L'inflation persistante et une politique monétaire potentiellement plus restrictive constituent des vents contraires légitimes. Certes, le marché boursier américain ne reflète pas entièrement l'économie américaine (la consommation représentant une part beaucoup plus importante de cette dernière), mais la pression exercée par la hausse des prix de l'énergie pourrait à terme avoir un impact sur les décisions d'achat des ménages à revenus élevés. La consommation haut de gamme reste forte, mais, faisant peut-être écho aux perturbations que l'IA pourrait causer sur le marché du travail, sera-t-elle suffisante pour soutenir l'économie américaine dans son ensemble  ? Ce sont là des questions que les décideurs politiques et les investisseurs doivent surveiller à mesure que l'IA se généralise.

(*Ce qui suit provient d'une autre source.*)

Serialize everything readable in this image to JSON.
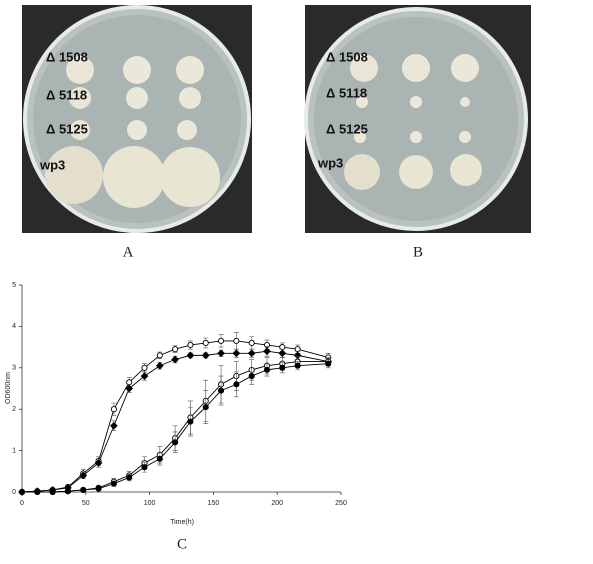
{
  "panel_a": {
    "label": "A",
    "rows": [
      "Δ 1508",
      "Δ 5118",
      "Δ 5125",
      "wp3"
    ]
  },
  "panel_b": {
    "label": "B",
    "rows": [
      "Δ 1508",
      "Δ 5118",
      "Δ 5125",
      "wp3"
    ]
  },
  "chart_data": {
    "type": "line",
    "label": "C",
    "x_label": "Time(h)",
    "y_label": "OD600nm",
    "x": [
      0,
      12,
      24,
      36,
      48,
      60,
      72,
      84,
      96,
      108,
      120,
      132,
      144,
      156,
      168,
      180,
      192,
      204,
      216,
      240
    ],
    "series": [
      {
        "marker": "open-circle",
        "color": "#000000",
        "values": [
          0,
          0.02,
          0.05,
          0.12,
          0.45,
          0.75,
          2.0,
          2.65,
          3.0,
          3.3,
          3.45,
          3.55,
          3.6,
          3.65,
          3.65,
          3.6,
          3.55,
          3.5,
          3.45,
          3.25
        ],
        "errors": [
          0.02,
          0.02,
          0.03,
          0.05,
          0.1,
          0.1,
          0.15,
          0.12,
          0.1,
          0.08,
          0.08,
          0.1,
          0.12,
          0.15,
          0.2,
          0.15,
          0.12,
          0.1,
          0.1,
          0.1
        ]
      },
      {
        "marker": "filled-diamond",
        "color": "#000000",
        "values": [
          0,
          0.02,
          0.05,
          0.1,
          0.4,
          0.7,
          1.6,
          2.5,
          2.8,
          3.05,
          3.2,
          3.3,
          3.3,
          3.35,
          3.35,
          3.35,
          3.4,
          3.35,
          3.3,
          3.15
        ],
        "errors": [
          0.02,
          0.02,
          0.03,
          0.05,
          0.08,
          0.1,
          0.12,
          0.1,
          0.1,
          0.08,
          0.08,
          0.06,
          0.06,
          0.08,
          0.1,
          0.1,
          0.12,
          0.1,
          0.1,
          0.08
        ]
      },
      {
        "marker": "open-circle",
        "color": "#000000",
        "values": [
          0,
          0,
          0,
          0.02,
          0.05,
          0.1,
          0.25,
          0.4,
          0.7,
          0.9,
          1.3,
          1.8,
          2.2,
          2.6,
          2.8,
          2.95,
          3.05,
          3.1,
          3.15,
          3.15
        ],
        "errors": [
          0.01,
          0.01,
          0.01,
          0.02,
          0.03,
          0.05,
          0.08,
          0.1,
          0.15,
          0.2,
          0.3,
          0.4,
          0.5,
          0.45,
          0.35,
          0.25,
          0.2,
          0.15,
          0.12,
          0.1
        ]
      },
      {
        "marker": "filled-circle",
        "color": "#000000",
        "values": [
          0,
          0,
          0,
          0.02,
          0.05,
          0.08,
          0.2,
          0.35,
          0.6,
          0.8,
          1.2,
          1.7,
          2.05,
          2.45,
          2.6,
          2.8,
          2.95,
          3.0,
          3.05,
          3.1
        ],
        "errors": [
          0.01,
          0.01,
          0.01,
          0.02,
          0.03,
          0.04,
          0.06,
          0.08,
          0.12,
          0.15,
          0.25,
          0.35,
          0.4,
          0.35,
          0.3,
          0.2,
          0.15,
          0.12,
          0.1,
          0.1
        ]
      }
    ],
    "xlim": [
      0,
      250
    ],
    "xticks": [
      0,
      50,
      100,
      150,
      200,
      250
    ],
    "ylim": [
      0,
      5
    ],
    "yticks": [
      0,
      1,
      2,
      3,
      4,
      5
    ]
  }
}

En période de transition technologique rapide, il y a invariablement des gagnants et des perdants. Même dans le secteur technologique, les deux seront présents. Le potentiel analytique de l'IA pourrait créer encore plus de gagnants dans l'innovation biotechnologique, car les modèles s'attaquent à la complexité des sciences médicales.

Durant le reste de l'année 2026, le marché devra trouver un équilibre entre deux forces opposées. D'une part, les possibles vents contraires conjoncturels liés à un conflit militaire prolongé, à l'inflation et à des taux d'intérêt plus élevés pourraient très bien peser sur la croissance économique à court terme. D'autre part, le thème structurel de l'IA pourrait bien tenir sa promesse d'être un facteur multiplicateur pour la productivité mondiale. Aucune de ces tendances ne suit un chemin prédéfini, et chacune connaîtra probablement des évolutions inattendues, et donc des épisodes de volatilité, en cours de route.